Adani: Share sale finds takers despite fraud claim
- Published
Indian businessman Gautam Adani has slipped from a list of 10 of the world's wealthiest, after fraud allegations against his firms wiped off billions of dollars of his fortune. The Adani Group denies the allegations. On Tuesday, a $2.5bn (£2.03bn) share sale in the group's flagship company was fully subscribed despite the controversy. The BBC's Nikhil Inamdar reports.
The Adani Enterprises - the holding company of Adani Group - share sale, which was only subscribed by a half at midday on Tuesday, managed to scrape through in the final hours of trading, after institutional investors, corporates and high net worth individuals pumped money into the country's largest follow-on public offering.
The company couldn't secure support for its offering from retail or non-professional investors though, as the price of the shares in the market was lower than the public offer price, following a massive sell-off.
Retail investors subscribed to just over 10% of the shares reserved for them.
However, the shares reserved for institutional investors, such as hedge funds and mutual funds, were fully subscribed on the first day itself. The sale also got a lifeline from an Abu Dhabi-based conglomerate which bought 16% of the offer through a subsidiary company on Monday.
The sale is critical for the port-to-energy conglomerate which has lost a third of its market capitalisation after US-based short-seller, the Hindenburg Group, accused its firms of decades of "brazen" stock market manipulation and accounting fraud.
The Adani Group has dismissed the allegations as malicious and untrue.
But the firm's publicly listed companies have lost about $65bn in market value over four trading sessions, with Mr Adani himself sliding from the fourth to the eleventh position on the Forbes list of the world's richest. His estimated net worth after the sell-off is $84bn, according to the Bloomberg Billionaires Index, external.
A 413-page rebuttal by the company and several television appearances by the Adani Group finance officer couldn't soothe frayed investor nerves, as shares in the firm's companies hit a lower circuit on Monday, triggering automatic halts in trading in Mumbai.
While there's been a recovery in the prices of some of the group's listed companies, the likes of Adani Total Gas have been under continuous selling pressure, losing half its value over five days and going down by 10% on Tuesday.
The Adani Group has called the allegations against it an attack on India itself. In an interview with Mint newspaper,, external the group's chief financial officer compared Hindenburg Research to General Dyer, the British officer of the Bengal Army responsible for a massacre that killed hundreds of Indians in the city of Amritsar in 1919.
Hindenburg responded saying the group was stoking a nationalist narrative to obfuscate fraud.
The fracas raises broader concerns about Indian markets and "risks damaging short term sentiment," Hugh Young, Asia Chairman of abrdn Plc, a UK based asset manager told Bloomberg.
According to the newswire, the fall in Adani stocks account for 51% of the slide in the nation's stock market capitalisation since 24 January.
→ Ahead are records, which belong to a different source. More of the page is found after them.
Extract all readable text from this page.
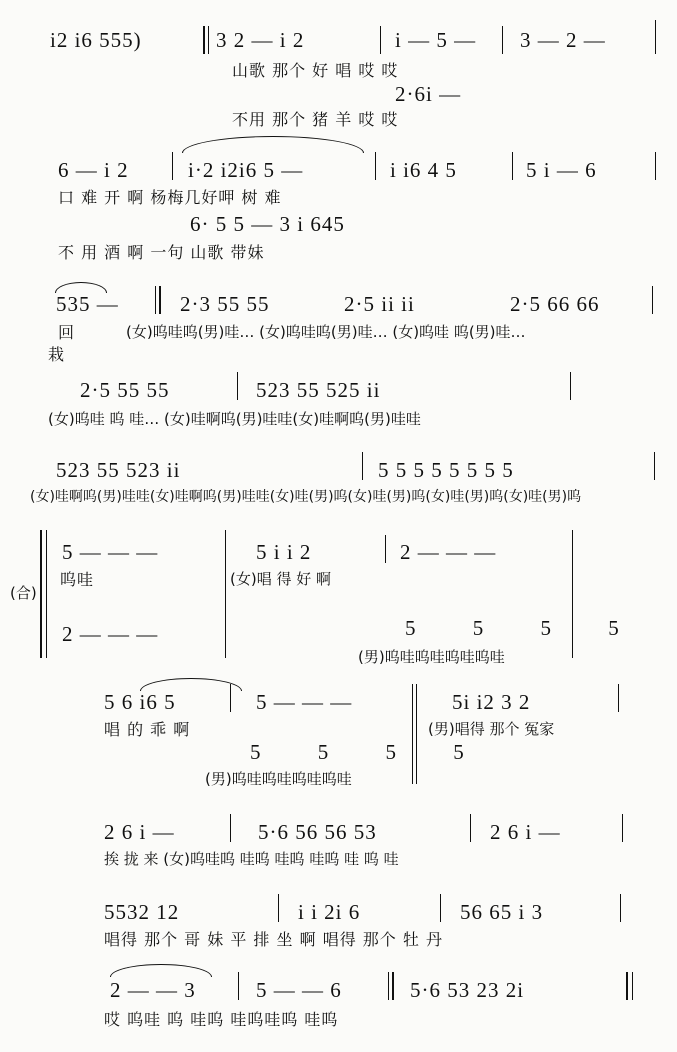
i2 i6 555)	3 2 — i 2	i — 5 — 3 — 2 —
山歌 那个 好 唱 哎 哎
2·6i —
不用 那个 猪 羊 哎 哎
6 — i 2	i·2 i2i6 5 —	i i6 4 5	5 i — 6
口 难 开 啊 杨梅几好呷 树 难
6· 5 5 — 3 i 645
不 用 酒 啊 一句 山歌 带妹
535 —	2·3 55 55	2·5 ii ii	2·5 66 66
回	(女)呜哇呜(男)哇… (女)呜哇呜(男)哇… (女)呜哇 呜(男)哇…
栽
2·5 55 55	523 55 525 ii
(女)呜哇 呜 哇… (女)哇啊呜(男)哇哇(女)哇啊呜(男)哇哇
523 55 523 ii	5 5 5 5 5 5 5 5
(女)哇啊呜(男)哇哇(女)哇啊呜(男)哇哇(女)哇(男)呜(女)哇(男)呜(女)哇(男)呜(女)哇(男)呜
(合)
5 — — —
2 — — —
5 i i 2	2 — — —
5 5 5 5
呜哇	(女)唱 得 好 啊
(男)呜哇呜哇呜哇呜哇
5 6 i6 5	5 — — —
5 5 5 5
5i i2 3 2
唱 的 乖 啊	(男)唱得 那个 冤家
(男)呜哇呜哇呜哇呜哇
2 6 i —	5·6 56 56 53	2 6 i —
挨 拢 来 (女)呜哇呜 哇呜 哇呜 哇呜 哇 呜 哇
5532 12	i i 2i 6	56 65 i 3
唱得 那个 哥 妹 平 排 坐 啊 唱得 那个 牡 丹
2 — — 3	5 — — 6	5·6 53 23 2i
哎 呜哇 呜 哇呜 哇呜哇呜 哇呜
This comes at a time of underperformance in Indian equities and foreign investors shifting allocations to markets in Hong Kong and China.
"In an already expensive market, foreign investors will definitely exercise caution, given that Adani shares are part of major global indices," the chief executive of a large wealth management fund, who preferred to remain unnamed, told the BBC.
India's stock market regulator SEBI has so far refrained from making an official comment. But the country's main opposition Congress party has demanded an investigation against the allegations.
Major investors in the conglomerate such as the state-run Life Insurance Corporation (LIC) have said it will be quizzing the Adani management about the allegations.
The Adani group has built a fortune with investments across ports, airports, renewable energy and other industries.
Gautam Adani's wealth has soared in the past three years, as the value of shares in some of his firms skyrocketed by as much as 2,000% according to Hindenburg Research.